In the first place, what are we to say of Longfellow? I am very far from being one of those who reject the accomplished and delicate work of this highly-trained artist. If I may say so, no chapter of Mr. Stedman's book seems to me to surpass in skill that in which he deals with the works of Longfellow, and steers with infinite tact through the difficulties of the subject. In the face of those impatient youngsters who dare to speak of Longfellow and of Tupper in a breath, I assert that the former was, within his limitations, as true a poet as ever breathed. His skill in narrative was second only to that of Prior and of Lafontaine. His sonnets, the best of them, are among the most pleasing objective sonnets in the language. Although his early, and comparatively poor, work was exaggeratedly praised, his head was not turned, but, like a conscientious artist, he rose to better and better things, even at the risk of sacrificing his popularity. It is a pleasure to say this at the present day, when Longfellow's fame has unduly declined; but it is needless, of course, to dwell on the reverse of the medal, and disprove what nobody now advances, that he was a great or original poet. Originality and greatness were just the qualities he lacked. I have pointed out elsewhere that Longfellow was singularly under Swedish influences, and that his real place is in Swedish literature, chronologically between Tegnér and Runeberg. Doubtless he seemed at first to his own people more original than he was, through his habit of reproducing an exotic tone very exactly.
Bryant appears to me to be a poet of a less attractive but somewhat higher class than Longfellow. His versification is mannered, and his expressions are directly formed on European models, but his sense of style was so consistent that his careful work came to be recognisable. His poetry is a hybrid of two English stocks, closely related; he belongs partly to the Wordsworth of Tintern Abbey, partly to the Coleridge of Mont Blanc. The imaginative formula is Wordsworth's, the verse is the verse of Coleridge, and having in very early youth produced this dignified and novel flower, Bryant did not try to blossom into anything different, but went on cultivating the Coleridge-Wordsworth hybrid down to the days of Rossetti and of Villanelles. But Wordsworth and Coleridge had not stayed at the Mont Blanc and Tintern Abbey point. They went on advancing, developing, altering, and declining to the end of their days. The consequence is that the specimens of the Bryant variety do not strike us as remarkably like the general work of Wordsworth or of Coleridge. As I have said, although he borrowed definitely and almost boldly, in the first instance, the very persistence of Bryant's style, the fact that he was influenced once by a very exquisite and noble kind of poetry, and then never any more, through a long life, by any other verse, combined with his splendid command of those restricted harmonies the secret of which he had conquered, made Bryant a very interesting and valuable poet.

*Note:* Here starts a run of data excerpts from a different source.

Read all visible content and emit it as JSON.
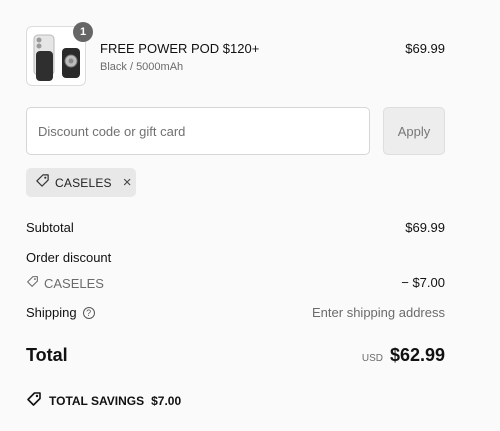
{
  "product": {
    "quantity": "1",
    "name": "FREE POWER POD $120+",
    "variant": "Black / 5000mAh",
    "price": "$69.99"
  },
  "discount": {
    "placeholder": "Discount code or gift card",
    "apply_label": "Apply",
    "applied_code": "CASELES"
  },
  "summary": {
    "subtotal_label": "Subtotal",
    "subtotal_value": "$69.99",
    "order_discount_label": "Order discount",
    "discount_code": "CASELES",
    "discount_value": "− $7.00",
    "shipping_label": "Shipping",
    "shipping_value": "Enter shipping address",
    "total_label": "Total",
    "currency": "USD",
    "total_value": "$62.99"
  },
  "savings": {
    "label": "TOTAL SAVINGS",
    "value": "$7.00"
  },
  "icons": {
    "help": "?",
    "remove": "×"
  },
  "colors": {
    "background": "#fafafa",
    "muted_text": "#6b6b6b",
    "badge": "#666666"
  }
}
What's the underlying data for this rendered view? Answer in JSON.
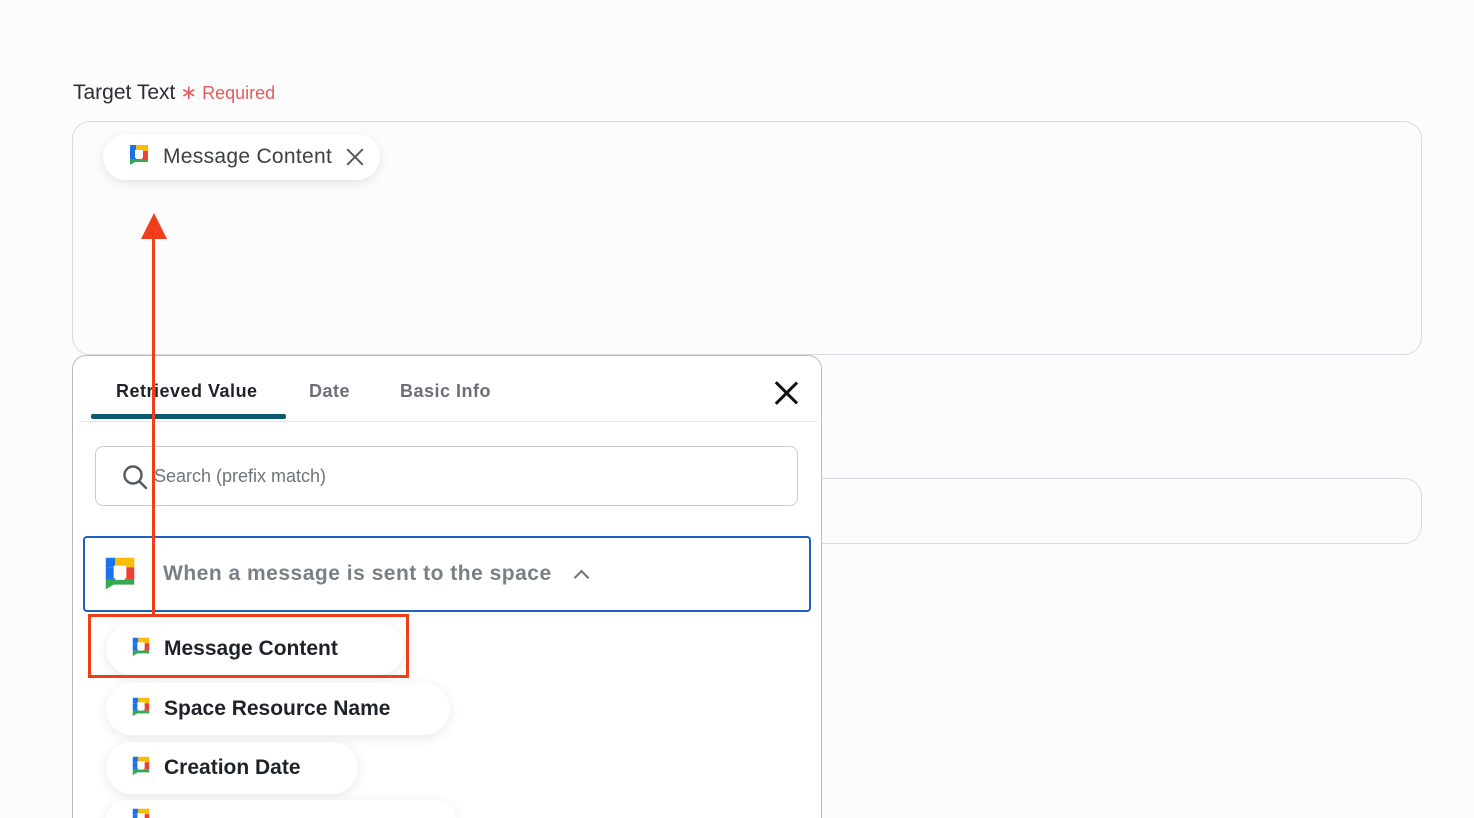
{
  "field": {
    "label": "Target Text",
    "required_star": "∗",
    "required_text": "Required"
  },
  "selected_chip": {
    "label": "Message Content",
    "icon": "google-chat-icon"
  },
  "panel": {
    "tabs": [
      "Retrieved Value",
      "Date",
      "Basic Info"
    ],
    "active_tab": "Retrieved Value",
    "search_placeholder": "Search (prefix match)",
    "group": {
      "label": "When a message is sent to the space",
      "icon": "google-chat-icon",
      "expanded": true
    },
    "items": [
      {
        "label": "Message Content",
        "icon": "google-chat-icon",
        "highlighted": true
      },
      {
        "label": "Space Resource Name",
        "icon": "google-chat-icon"
      },
      {
        "label": "Creation Date",
        "icon": "google-chat-icon"
      },
      {
        "label": "",
        "icon": "google-chat-icon"
      }
    ]
  },
  "colors": {
    "required": "#e95b5b",
    "tab_underline": "#0d5a6e",
    "group_border": "#1f5fc4",
    "annotation": "#f03e1a"
  }
}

But in discussing his comparative position, it appears to me to be impossible to avoid seeing that his want of positive novelty—the derived character of his sentiment, his verse, and his description—is absolutely fatal to his claim to a place in the foremost rank. He is exquisitely polished, full of noble suavity and music, but his irreparable fault is to be secondary, to remind us always of his masters first, and only on reflection of himself. In this he contrasts to a disadvantage with one who is somewhat akin to him in temperament, Walter Savage Landor. We may admit that Byrant is more refined, more uniformly exquisite than Landor, but the latter has a flavour of his own, something quite original and Landorian, which makes him continue to live, while Byrant's reputation slowly fades away, like the stately crystal gables of an iceberg in summer. The "Water-Fowl" pursues its steady flight through the anthologies, but Bryant is not with the great masters of poetry.
We ascend, I think, into a sphere where neither Bryant nor Longfellow, with all their art, have power to wing their way, when we read such verses as
Musketaquit, a goblin strong,
Of shard and flint makes jewels gay;
They lose their grief who hear his song,
And where he winds is the day of day.